Consumable, equipment, software and parts sales are recorded upon delivery, except in those circumstances where terms of the sale are FOB shipping point, in which case sales are recorded upon shipment. Technical service labor is recognized as it is provided. Revenue derived from equipment and software support is recognized ratably over the period in which the support is provided.
In addition to revenues generated from the distribution of consumable products under arrangements (buy/sell agreements) where the full market value of the product is recorded as revenue, we earn commissions for services provided under agency agreements. The agency agreement contrasts to a buy/sell agreement in that we do not have control over the transaction, as we do not have the primary responsibility of fulfilling the promise of the good or service and we do not bill or collect from the customer in an agency relationship. Commissions under agency agreements are recorded when the services are provided.
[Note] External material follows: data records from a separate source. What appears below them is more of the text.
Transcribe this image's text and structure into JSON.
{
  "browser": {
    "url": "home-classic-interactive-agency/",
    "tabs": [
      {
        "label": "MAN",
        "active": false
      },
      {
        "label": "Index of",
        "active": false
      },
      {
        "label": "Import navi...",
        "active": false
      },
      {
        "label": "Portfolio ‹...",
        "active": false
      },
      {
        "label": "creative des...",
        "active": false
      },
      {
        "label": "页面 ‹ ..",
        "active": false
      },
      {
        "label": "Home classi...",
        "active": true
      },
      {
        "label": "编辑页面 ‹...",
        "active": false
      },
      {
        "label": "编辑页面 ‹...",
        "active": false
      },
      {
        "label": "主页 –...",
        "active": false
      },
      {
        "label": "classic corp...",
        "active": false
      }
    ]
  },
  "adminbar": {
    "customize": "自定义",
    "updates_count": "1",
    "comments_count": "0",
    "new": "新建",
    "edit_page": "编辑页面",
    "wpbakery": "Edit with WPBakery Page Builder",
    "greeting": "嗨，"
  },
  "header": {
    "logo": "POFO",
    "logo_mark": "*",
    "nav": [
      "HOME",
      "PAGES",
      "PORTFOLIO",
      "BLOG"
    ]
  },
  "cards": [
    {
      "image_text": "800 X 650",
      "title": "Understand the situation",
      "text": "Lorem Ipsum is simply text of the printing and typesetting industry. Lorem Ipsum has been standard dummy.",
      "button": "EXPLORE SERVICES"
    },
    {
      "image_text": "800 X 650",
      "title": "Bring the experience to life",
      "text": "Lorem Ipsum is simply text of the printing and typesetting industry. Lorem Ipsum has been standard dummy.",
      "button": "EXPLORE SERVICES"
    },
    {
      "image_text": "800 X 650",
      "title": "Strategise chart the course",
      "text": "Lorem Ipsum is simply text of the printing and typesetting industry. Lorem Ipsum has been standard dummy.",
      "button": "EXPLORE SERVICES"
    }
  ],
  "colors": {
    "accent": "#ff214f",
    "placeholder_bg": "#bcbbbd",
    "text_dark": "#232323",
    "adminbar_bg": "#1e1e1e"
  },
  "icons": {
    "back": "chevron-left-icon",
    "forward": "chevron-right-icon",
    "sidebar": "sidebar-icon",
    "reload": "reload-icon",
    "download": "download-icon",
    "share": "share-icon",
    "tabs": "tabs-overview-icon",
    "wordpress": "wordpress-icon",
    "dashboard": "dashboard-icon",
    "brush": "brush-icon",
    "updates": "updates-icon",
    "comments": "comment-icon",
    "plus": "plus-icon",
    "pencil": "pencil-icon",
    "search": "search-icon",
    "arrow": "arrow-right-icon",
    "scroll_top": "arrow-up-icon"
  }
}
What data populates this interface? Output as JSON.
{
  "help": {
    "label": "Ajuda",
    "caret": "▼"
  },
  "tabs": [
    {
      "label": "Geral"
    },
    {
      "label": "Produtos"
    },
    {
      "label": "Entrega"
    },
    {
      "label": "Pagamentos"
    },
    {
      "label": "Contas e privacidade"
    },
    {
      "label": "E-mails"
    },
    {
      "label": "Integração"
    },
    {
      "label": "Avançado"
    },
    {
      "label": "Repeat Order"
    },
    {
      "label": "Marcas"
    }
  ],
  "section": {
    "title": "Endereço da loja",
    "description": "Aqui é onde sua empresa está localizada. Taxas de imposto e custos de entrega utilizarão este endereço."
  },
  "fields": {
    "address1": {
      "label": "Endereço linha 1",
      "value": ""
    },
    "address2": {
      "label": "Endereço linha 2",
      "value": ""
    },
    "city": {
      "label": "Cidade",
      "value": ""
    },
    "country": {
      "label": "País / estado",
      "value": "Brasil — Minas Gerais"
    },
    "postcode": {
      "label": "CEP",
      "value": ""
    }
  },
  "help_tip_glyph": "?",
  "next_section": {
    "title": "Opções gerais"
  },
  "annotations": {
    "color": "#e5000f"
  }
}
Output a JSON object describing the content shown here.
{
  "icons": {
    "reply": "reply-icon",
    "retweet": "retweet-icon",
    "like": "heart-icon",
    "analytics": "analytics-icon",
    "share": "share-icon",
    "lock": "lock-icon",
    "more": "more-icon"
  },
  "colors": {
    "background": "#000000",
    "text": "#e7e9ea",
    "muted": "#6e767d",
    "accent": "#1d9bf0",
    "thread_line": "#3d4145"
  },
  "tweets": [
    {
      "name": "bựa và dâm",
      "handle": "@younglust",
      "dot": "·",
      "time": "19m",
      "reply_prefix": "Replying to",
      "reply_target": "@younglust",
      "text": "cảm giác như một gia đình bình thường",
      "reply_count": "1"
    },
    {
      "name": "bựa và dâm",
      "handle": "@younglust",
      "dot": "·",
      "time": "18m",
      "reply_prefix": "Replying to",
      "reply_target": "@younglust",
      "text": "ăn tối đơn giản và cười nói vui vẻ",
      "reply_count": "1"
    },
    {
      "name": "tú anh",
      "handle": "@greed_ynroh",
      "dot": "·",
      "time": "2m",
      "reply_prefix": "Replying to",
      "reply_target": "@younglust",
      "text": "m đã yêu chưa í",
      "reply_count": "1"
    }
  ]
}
Estimates for returns, damaged goods, rebates, loyalty programs and other revenue allowances are made at the time the revenue is recognized based on the historical experience for such items. The receivables that result from the recognition of revenue are reported net of related allowances. We maintain a valuation allowance based upon the expected collectability of receivables held. Estimates are used to determine the valuation allowance and are based on several factors, including historical collection data, current and forecasted economic trends and credit worthiness of customers. Receivables are written off when we determine the amounts to be uncollectible, typically upon customer bankruptcy or non-response to continuous collection efforts. The portions of receivable amounts that are not expected to be collected during the next twelve months are classified as long-term.
Net sales do not include sales tax as we are considered a pass-through conduit for collecting and remitting sales tax.
Contract Balances
Contract balances represent amounts presented in our condensed consolidated balance sheets when either we have transferred goods or services to the customer or the customer has paid consideration to us under the contract. These contract balances include accounts receivable, contract assets and contract liabilities.
Contract asset balances as of October 28, 2023 and April 29, 2023 were $2,321 and $1,338, respectively. Our contract liabilities primarily relate to advance payments from customers, upfront payments for software and support provided over time, and options that provide a material right to customers, such as our customer loyalty programs. At October 28, 2023 and April 29, 2023, contract liabilities of $40,131 and $36,850 were reported in other accrued liabilities, respectively. During the six months ended October 28, 2023, we recognized $20,814 of the amount previously deferred at April 29, 2023.
Recently Issued Accounting Pronouncements
We do not expect any of the recently issued accounting pronouncements to materially affect our financial statements.